I heard about the family before I
saw them. I’m not quite sure how I ended up here. This tiny town in the middle
of nowhere. I didn’t even like Mississippi. I’m not sure why I let that man
drag me here. We’d met when I was living in Los Angeles. I was trying to make
it as an actress. Well, trying to make it as something. He’d been charming, and, stupidly, I had fallen for it.
Don’t ask me why. I was desperate. Desperate enough to follow him back to
godforsaken Mississippi. Desperate enough and
stupid enough to get pregnant. And now here I was. Back in the diner. Except
this diner was worse than the two I had worked at in Los Angeles and San
Francisco. I heard my customers talking about them. This family of misfits.
Allegedly on their way to bury a family member. Who knew. At this point, I
doubt they even existed. People—especially people in the middle of nowhere—liked
to gossip.
Then the craziest thing happened. They
entered the diner. I knew it was them because they weren’t from around these
parts. And I could smell the dead body through the cracked glass of the diner
door. I couldn’t help but stare at them, along with everyone else. What on
Earth? I wouldn’t call our town “nice” by any means, but we were civilized. We
did well for ourselves. We weren’t at the level of these people. I could see expressions of disgust on the faces of
the other customers. The other waitresses and I didn’t bother going over to
them. We knew that the owner of the diner would be over there shortly, asking
them to leave.

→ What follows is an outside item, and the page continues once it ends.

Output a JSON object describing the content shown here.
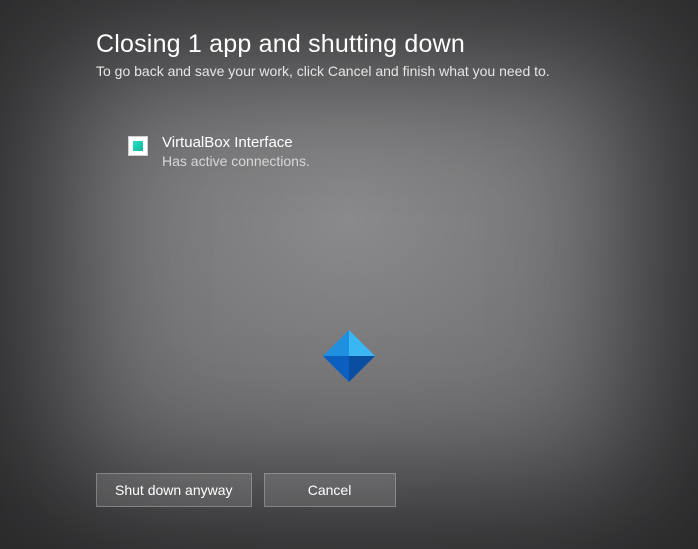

They weren’t welcome at our establishment. We weren’t the same.
I watched the situation unfold. The looks of anger that crossed their faces when they were asked to leave. The way they stood up, begrudgingly. The looks they gave the other customers, who refused to look them in the eye. For some reason, I felt the urge to look away from them as well. Even though I knew we were right to kick them out, there was something about this family, something about the way some of the boys seemed mentally unhinged, the way the girl looked nervous, the way the father looked sullen and hardly sad, that left a poor taste in my mouth.